Courage in America began as part of my service project as a member of The Knights of Malta, a Roman Catholic service organization. As part of my “work,” I visited wounded warriors at Walter Reed Hospital in Washington D.C. The results of those and subsequent visits to Walter Reed National Military Medical Center in Bethesda Maryland provided the opportunity for me to select wounded warriors who already have, or were in the process of successfully overcoming traumatic injuries. My mission was to understand the character traits that enable some of them to turn their adversities into successful recoveries, while others did not. Courage was clearly present in the successes.
Marine Corporal Todd Nicely**, was the first of the seven warriors I was to profile. Todd challenged me to write his story. I replied to Todd that given your serious injuries the story could be depressing. Todd replied… “Not if you do it right.”
In witnessing Todd’s rehabilitation and the six other warriors, I recognized the importance of the virtues of courage and patient endurance. The successful patients learn to live according to a “code of wounded warriors,” such that the duties of rehabilitation are discharged with the same determination and focus once required for battle. They respond to their physical adversities with the same militant spirit that made them an effective American warrior.
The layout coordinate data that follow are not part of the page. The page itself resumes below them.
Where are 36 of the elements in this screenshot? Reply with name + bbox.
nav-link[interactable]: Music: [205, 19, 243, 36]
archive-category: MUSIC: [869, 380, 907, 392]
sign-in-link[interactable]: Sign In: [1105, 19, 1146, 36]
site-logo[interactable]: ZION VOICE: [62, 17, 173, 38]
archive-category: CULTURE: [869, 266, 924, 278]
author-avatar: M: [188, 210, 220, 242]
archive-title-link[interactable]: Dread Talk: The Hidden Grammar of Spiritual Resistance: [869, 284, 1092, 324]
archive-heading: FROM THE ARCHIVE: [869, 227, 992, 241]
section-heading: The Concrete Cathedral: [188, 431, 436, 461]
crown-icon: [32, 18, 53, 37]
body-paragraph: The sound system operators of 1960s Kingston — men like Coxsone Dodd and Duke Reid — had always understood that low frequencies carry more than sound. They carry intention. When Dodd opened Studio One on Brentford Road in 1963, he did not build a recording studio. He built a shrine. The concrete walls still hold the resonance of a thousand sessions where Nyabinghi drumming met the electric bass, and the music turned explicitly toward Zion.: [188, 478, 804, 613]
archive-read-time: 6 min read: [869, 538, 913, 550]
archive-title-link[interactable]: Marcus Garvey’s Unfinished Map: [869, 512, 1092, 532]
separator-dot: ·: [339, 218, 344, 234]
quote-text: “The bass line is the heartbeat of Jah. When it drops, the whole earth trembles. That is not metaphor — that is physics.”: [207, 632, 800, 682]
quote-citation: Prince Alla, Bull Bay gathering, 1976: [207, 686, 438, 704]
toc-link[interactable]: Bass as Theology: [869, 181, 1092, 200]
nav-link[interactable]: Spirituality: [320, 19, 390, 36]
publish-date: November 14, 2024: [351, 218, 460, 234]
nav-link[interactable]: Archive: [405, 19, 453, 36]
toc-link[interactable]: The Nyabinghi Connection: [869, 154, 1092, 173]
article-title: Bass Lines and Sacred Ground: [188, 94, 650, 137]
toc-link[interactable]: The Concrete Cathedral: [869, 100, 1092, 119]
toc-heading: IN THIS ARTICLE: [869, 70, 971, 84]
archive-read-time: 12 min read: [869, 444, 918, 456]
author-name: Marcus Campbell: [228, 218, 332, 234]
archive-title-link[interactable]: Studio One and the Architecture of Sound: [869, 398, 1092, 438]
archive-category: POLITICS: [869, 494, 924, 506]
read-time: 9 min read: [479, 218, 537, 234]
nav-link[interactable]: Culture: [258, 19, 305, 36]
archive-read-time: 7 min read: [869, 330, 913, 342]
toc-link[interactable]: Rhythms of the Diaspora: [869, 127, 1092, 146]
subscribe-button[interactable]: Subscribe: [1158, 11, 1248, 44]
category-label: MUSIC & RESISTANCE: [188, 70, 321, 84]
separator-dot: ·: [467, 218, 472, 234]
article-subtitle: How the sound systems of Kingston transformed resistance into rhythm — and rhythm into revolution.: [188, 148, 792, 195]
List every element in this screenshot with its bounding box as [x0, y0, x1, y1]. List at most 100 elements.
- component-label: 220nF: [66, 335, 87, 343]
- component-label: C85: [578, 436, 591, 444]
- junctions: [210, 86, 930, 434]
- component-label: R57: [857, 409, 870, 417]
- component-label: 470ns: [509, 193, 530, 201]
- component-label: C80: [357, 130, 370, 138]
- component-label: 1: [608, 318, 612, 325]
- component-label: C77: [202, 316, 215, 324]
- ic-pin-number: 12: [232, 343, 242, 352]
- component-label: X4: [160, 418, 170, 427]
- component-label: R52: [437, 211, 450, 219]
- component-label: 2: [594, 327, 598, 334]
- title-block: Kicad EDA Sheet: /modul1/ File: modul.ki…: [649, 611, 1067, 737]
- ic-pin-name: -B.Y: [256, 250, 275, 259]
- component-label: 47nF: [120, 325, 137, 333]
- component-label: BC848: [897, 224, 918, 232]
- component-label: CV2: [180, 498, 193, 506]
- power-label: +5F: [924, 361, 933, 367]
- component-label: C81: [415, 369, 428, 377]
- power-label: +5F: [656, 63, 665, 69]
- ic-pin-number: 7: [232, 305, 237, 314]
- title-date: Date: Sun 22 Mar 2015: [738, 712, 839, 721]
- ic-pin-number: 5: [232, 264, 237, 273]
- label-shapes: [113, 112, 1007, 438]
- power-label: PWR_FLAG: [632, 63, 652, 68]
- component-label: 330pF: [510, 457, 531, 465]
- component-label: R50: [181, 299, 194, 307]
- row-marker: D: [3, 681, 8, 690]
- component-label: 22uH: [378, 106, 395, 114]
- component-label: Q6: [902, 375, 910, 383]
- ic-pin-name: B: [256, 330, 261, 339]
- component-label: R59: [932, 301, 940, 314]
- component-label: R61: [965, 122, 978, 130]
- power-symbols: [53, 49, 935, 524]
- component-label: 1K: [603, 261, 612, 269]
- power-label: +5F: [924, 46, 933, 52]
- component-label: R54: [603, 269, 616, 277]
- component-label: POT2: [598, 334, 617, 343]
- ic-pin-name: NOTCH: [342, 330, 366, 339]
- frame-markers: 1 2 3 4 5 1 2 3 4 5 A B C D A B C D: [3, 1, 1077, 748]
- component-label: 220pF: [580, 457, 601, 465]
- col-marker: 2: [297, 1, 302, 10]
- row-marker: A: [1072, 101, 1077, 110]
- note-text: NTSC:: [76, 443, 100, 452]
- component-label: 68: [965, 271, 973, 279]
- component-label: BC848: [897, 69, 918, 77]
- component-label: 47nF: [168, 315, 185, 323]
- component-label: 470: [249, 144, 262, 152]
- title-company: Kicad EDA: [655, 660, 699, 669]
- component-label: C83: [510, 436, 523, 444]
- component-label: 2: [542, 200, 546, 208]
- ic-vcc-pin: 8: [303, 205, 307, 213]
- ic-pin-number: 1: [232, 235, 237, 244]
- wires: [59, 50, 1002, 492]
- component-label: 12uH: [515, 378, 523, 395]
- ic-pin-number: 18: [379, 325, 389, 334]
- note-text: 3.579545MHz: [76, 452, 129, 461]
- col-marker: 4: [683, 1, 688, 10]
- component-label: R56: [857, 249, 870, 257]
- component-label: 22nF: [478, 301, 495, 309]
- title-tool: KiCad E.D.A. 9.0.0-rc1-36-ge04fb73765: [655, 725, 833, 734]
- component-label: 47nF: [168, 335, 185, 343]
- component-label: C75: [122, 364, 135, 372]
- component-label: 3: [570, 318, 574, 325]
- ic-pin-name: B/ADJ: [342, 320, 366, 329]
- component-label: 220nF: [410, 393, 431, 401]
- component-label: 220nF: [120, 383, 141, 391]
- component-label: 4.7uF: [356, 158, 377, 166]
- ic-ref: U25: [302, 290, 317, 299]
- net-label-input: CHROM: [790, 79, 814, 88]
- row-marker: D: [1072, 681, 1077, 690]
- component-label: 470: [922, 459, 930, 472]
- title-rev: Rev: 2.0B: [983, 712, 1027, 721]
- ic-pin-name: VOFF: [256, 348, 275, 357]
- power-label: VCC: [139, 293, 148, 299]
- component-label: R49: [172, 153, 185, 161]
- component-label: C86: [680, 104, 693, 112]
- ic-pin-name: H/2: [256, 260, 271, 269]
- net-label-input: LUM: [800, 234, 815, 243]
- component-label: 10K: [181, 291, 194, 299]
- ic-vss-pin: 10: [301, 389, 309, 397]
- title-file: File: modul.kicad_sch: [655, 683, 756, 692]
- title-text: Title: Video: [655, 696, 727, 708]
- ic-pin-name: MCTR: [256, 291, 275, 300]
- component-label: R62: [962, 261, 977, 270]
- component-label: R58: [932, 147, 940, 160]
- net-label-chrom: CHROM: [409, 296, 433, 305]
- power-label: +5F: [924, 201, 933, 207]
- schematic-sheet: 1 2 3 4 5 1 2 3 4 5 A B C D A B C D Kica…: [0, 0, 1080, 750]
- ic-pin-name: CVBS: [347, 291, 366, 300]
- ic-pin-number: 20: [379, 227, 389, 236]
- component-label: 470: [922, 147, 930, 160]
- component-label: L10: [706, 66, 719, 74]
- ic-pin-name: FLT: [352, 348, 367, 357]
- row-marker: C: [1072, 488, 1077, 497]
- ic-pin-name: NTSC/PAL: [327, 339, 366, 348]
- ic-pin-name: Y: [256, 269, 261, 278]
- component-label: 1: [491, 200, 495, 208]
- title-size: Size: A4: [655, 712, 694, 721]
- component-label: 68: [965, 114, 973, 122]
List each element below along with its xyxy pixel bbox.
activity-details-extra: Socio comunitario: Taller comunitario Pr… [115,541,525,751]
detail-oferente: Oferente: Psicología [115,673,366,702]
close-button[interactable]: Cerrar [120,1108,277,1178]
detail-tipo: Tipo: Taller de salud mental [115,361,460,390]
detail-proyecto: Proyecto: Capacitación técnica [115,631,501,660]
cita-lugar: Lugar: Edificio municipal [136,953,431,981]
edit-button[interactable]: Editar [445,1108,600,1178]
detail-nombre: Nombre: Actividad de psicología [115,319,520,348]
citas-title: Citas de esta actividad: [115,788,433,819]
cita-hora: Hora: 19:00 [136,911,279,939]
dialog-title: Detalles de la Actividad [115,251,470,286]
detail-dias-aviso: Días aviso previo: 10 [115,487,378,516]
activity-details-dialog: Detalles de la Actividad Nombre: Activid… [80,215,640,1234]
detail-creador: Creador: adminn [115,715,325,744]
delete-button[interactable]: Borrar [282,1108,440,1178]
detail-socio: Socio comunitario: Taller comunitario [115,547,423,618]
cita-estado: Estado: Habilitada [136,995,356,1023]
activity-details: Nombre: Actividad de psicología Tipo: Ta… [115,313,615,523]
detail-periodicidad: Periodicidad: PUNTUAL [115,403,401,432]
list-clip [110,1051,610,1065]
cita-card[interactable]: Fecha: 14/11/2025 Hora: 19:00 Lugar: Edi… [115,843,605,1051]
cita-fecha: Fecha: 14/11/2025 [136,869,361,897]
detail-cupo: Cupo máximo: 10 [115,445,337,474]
Success does not come easily in war or in rehabilitation. It is achieved by an assiduous application of duty, by mentally and physically struggling through daily therapy challenges. The wounded warriors exhibit extraordinary habits of mind, body and soul that enable them to eventually make great strides forward toward their ultimate recovery.
By sharing the stories of how these warriors and their caregivers battle on against traumatic injuries, I hoped to inspire newly wounded warriors to reach for the fullest recovery possible for them. I also wanted to educate civilians about our country’s young military-hero families, so others will join me in supporting warrior efforts to re-enter civilian life. By getting to know the wounded warrior community, I benefited greatly by learning of their virtues of honor, humility, perseverance, selflessness, patience, resilience and endurance.
There were similarities in the two books; I continued to profile interesting subjects and, like the politicians in the first book, once I gained the trust of the warriors, they too were anxious to have their stories shared with the public. Unlike the first book where the common reaction was how did you ever a find ten honest politician, the reaction to Courage in America was, “how can we help?”
Even though I was unable to devote much time on marketing the book on warriors the number of positive reviews on Amazon doubled and the number of request for me to speak about the courage of these warriors greatly increased. Perhaps the greatest outcome was to be welcomed into a very special club of military men and women who served in combat and who appreciated the story of the long war of rehabilitation was being told.
By sharing how these warriors and their caregivers battle on against traumatic injuries, the book’s message is to inspire newly wounded warriors to reach for the fullest recovery possible for them. Another goal of Courage in America was to educate civilians about our country’s young military-hero families, so others will join me in supporting warrior efforts to re-enter civilian life. By getting to know the wounded warrior community, all benefit by learning of their virtues of honor, humility, perseverance, selflessness, patience, resilience and endurance.
With no marketing or public relations budget, Courage in America outsold the Politics with Principle. Numerous veteran organizations offered a positive word of mouth campaign and the book seems to continue to have legs. However, the need to support wounded warriors and their families continues. I also noticed greater interest in the articles I posted on the Character Building Project site. In fact, additional wounded warriors, even after the book was published, asked me to post their stories on my site and their stories are posted on the warriors with character page. Also numerous veteran organizations asked to be included in the resource page of the site.
In brief, the results of publishing my second book on character were encouraging; motivating me to commit to do a third book in the character series, to greatly expand my blog, and to begin to receive critical feedback and valued advice from my readers.
** Corporal Todd Nicely had served a tour with the Marines in Iraq in 2008 before being sent to Afghanistan in 2009 and placed in charge of 12 Marines in the 1st Squad, 1st Platoon, Company F, 2nd Battalion, 2nd. Marines. On March 26, 2010, in his fifth month of duty near the town of Lakari in southern Afghanistan, Nicely was leading his infantrymen during a routine security patrol. While crossing a crude, single-file Bamboo Bridge over the canal he stepped on an improvised explosive device buried at the foot of the bridge. The bomb contained 40 pounds of homemade explosives. Corporal Nicely not only lost his arms, but his legs too, becoming only the second American to survive the Afghanistan war after losing all four limbs.